Gue pun mengikutinya dan melihat keadaan ini, sungguh ironis keadaan ini. Satu kilo botol plastik dihargai 500 rupiah. Kata-kata itu masih terngiang, banyak yang bilang kalau uang 500 rupiah tidak ada artinya lagi, tapi dihadapan gue, ada sepasang pemulung yang berusaha mencari 500 rupiah ini dengan susah payah.
Kehadiaran mereka mungkin menjadi pemandangan tersendiri bagi yang memperhatikannya, dan tanpa disadari mereka, mereka juga membersihkan kota tua ini dari sampah yang dibuang sembarangan oleh orang berpindidikan yang belum bisa menerapkan didikannya itu dalam kehidupan mereka.

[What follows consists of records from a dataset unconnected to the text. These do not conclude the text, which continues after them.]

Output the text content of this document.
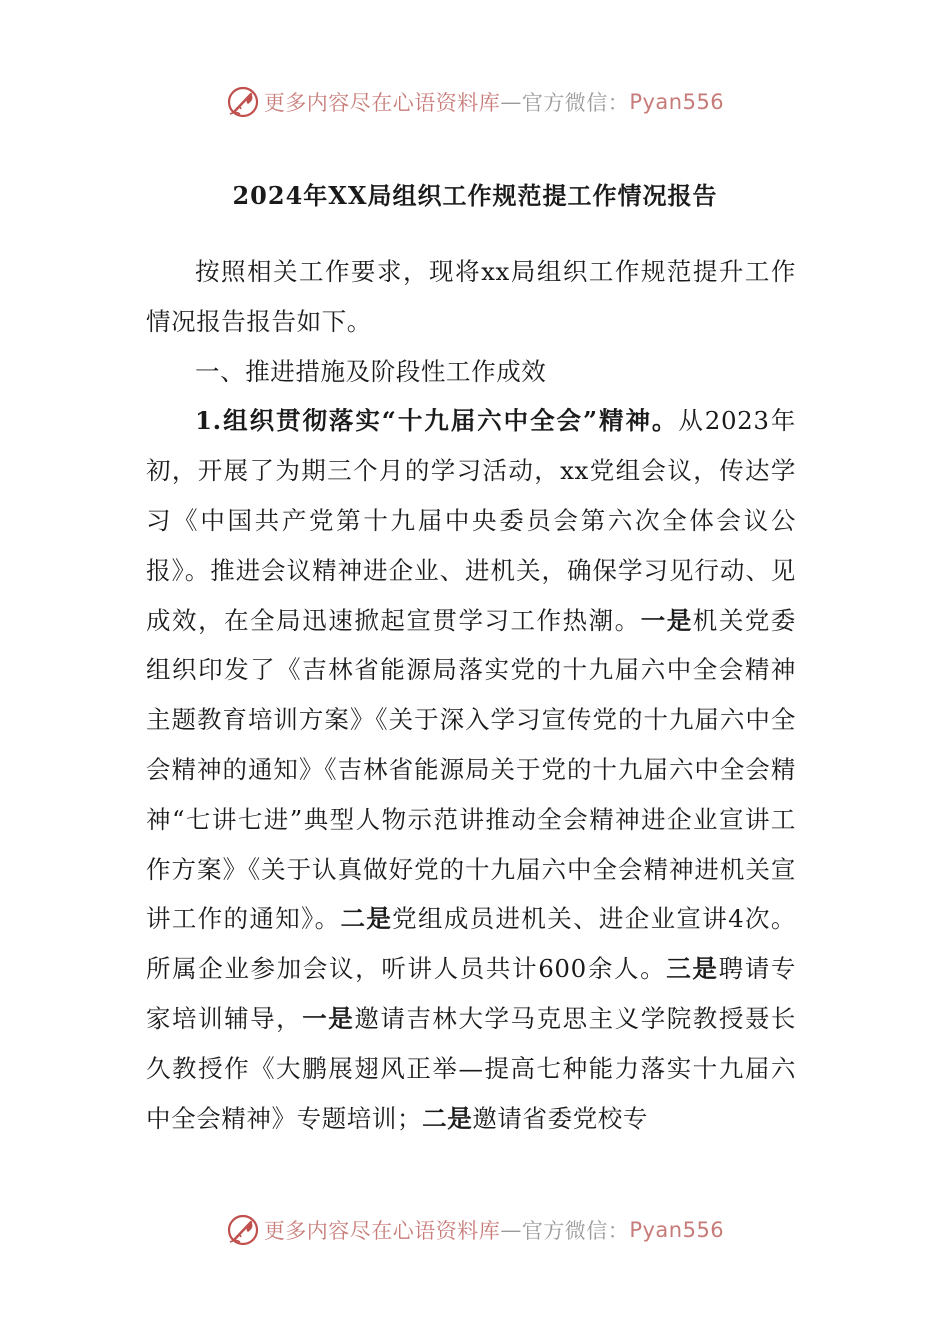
更多内容尽在心语资料库 — 官方微信： Pyan556
2024年XX局组织工作规范提工作情况报告

按照相关工作要求，现将xx局组织工作规范提升工作情况报告报告如下。

一、推进措施及阶段性工作成效

1.组织贯彻落实“十九届六中全会”精神。从2023年初，开展了为期三个月的学习活动，xx党组会议，传达学习《中国共产党第十九届中央委员会第六次全体会议公报》。推进会议精神进企业、进机关，确保学习见行动、见成效，在全局迅速掀起宣贯学习工作热潮。一是机关党委组织印发了《吉林省能源局落实党的十九届六中全会精神主题教育培训方案》《关于深入学习宣传党的十九届六中全会精神的通知》《吉林省能源局关于党的十九届六中全会精神“七讲七进”典型人物示范讲推动全会精神进企业宣讲工作方案》《关于认真做好党的十九届六中全会精神进机关宣讲工作的通知》。二是党组成员进机关、进企业宣讲4次。所属企业参加会议，听讲人员共计600余人。三是聘请专家培训辅导，一是邀请吉林大学马克思主义学院教授聂长久教授作《大鹏展翅风正举—提高七种能力落实十九届六中全会精神》专题培训；二是邀请省委党校专

更多内容尽在心语资料库 — 官方微信： Pyan556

Tidak mudah memang kehidupan yang mereka hadapi di Jakarta, banyak yang menyalahkan kenapa datang ke Jakarta, banyak yang menyalahkan kenapa tidak sekolah dengan baik, banyak komentar lainnya yang bilang kurang berusaha. Mungkin otak ini sudah penuh dengan kata-kata menggurui, tapi saat gue duduk bersama dan mengobrol bersama, disitu gue hanya merasakan perjuangan hidup mereka berat, mereka tidak menyerah akan hidup yang sedemikian berat. Dan tanpa terasa kisah kehidupan mereka lah yang membuatku mendapatkan pelajaran kehidupan.
NB : Hargai rejeki yang kita dapat, berapapun besar nya gan . Karena kita tidak tahu kapan uang "500 Rupiah" tersebut bisa bermanfaat di lain waktu. dan gunakan uang "500 Rupiah" tersebut dengan sebaik-baik nya.